When I came home from school today Dad was waiting for me in the living room.
I knew something was up. He gave me a hug.
“Your great-grandfather is dead,” said Dad. “He died this morning.”
My sister is four. But she doesn’t understand anything.
“Is he dead?”
“Yes,” says Dad.
“Can I bury him?”
“No, he’s not going to be buried yet. We’re going to say good-bye to him.”
“Can’t he talk?”
“No, he can’t talk.”
“Not even if we tickle him?”
“No, no one’s allowed to tickle him. You must be a good girl,” says Dad.
She sings all the way: “Great-granddad’s dead, Great-granddad’s dead.”
The little red house is full of people. Mom and Dad embrace everyone and Great-grandma too. Granddad is there. Now his daddy is dead.
“Why’s everyone crying?” asks my sister.
I don’t want to cry in front of everyone.
“Do you want to see him?” asks Mom. I get a knot in my stomach.
“Can we see him?”
“Yes, he looks as if he’s sleeping. You don’t need to see him if you don’t want to.”
I give the matter careful thought.
“I want to see him,” I say.
Mom opens the door. Great-granddad is lying in bed as if he’s asleep. He’s got his teeth in again.

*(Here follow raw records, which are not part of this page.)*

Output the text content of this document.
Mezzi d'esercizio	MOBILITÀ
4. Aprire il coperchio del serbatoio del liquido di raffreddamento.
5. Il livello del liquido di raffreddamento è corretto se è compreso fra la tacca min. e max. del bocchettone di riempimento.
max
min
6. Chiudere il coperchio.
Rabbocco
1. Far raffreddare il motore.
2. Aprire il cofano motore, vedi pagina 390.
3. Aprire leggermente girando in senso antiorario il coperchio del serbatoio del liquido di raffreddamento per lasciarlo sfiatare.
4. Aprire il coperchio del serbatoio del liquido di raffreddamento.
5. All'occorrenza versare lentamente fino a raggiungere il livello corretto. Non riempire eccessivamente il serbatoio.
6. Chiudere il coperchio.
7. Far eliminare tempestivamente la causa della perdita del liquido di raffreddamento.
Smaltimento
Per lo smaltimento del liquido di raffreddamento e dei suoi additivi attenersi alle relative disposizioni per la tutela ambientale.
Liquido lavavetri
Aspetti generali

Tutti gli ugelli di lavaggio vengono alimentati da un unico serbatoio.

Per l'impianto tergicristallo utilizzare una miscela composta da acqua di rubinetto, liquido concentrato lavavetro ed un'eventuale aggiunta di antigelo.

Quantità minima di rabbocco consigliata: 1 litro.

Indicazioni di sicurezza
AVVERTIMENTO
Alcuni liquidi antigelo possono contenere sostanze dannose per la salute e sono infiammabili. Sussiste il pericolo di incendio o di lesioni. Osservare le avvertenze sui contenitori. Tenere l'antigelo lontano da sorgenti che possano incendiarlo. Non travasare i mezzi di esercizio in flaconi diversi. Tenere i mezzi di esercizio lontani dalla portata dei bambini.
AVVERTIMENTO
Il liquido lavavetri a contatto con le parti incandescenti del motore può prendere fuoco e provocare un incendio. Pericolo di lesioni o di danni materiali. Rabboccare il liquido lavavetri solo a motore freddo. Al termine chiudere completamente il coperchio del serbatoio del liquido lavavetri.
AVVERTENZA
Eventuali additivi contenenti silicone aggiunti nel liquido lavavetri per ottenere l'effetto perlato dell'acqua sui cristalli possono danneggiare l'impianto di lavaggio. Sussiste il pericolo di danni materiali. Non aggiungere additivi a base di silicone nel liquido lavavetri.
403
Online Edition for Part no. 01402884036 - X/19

“He’s with God now,” says Mom.
“Let’s buy a real-life magic wand and make him stop being dead,” says my sister.
I expected to be afraid, but he was nothing like a ghost, he was just exactly like Great-granddad. I walked over to him and stroked his hands. They were soft but cold. I stroked his head; his forehead was cold but he was still my great-granddad. I bent down to him:
“Dear Great-granddad,” I whispered.
“Are you OK?” asked Mom.
I couldn’t really answer. I couldn’t say yes because I was sad that he was dead, but I couldn’t say I felt bad because he obviously didn’t feel bad.
“I can’t answer that,” I said.
Later I went back into his room and sat beside him. I felt as if he might wake up any minute and start counting birds.
Everything in the room was old; the pictures were old, his old pinstriped suit hung on a peg, and the wallpaper was silvery, with a strange pattern. There were pictures of children on the walls. Once this house was full of children. Now the children are grandfathers and grandmothers. There were Christmas decorations in the window still, though Christmas was over. I felt as if his things were dead too. A collage of angels and a forest hung above his bed.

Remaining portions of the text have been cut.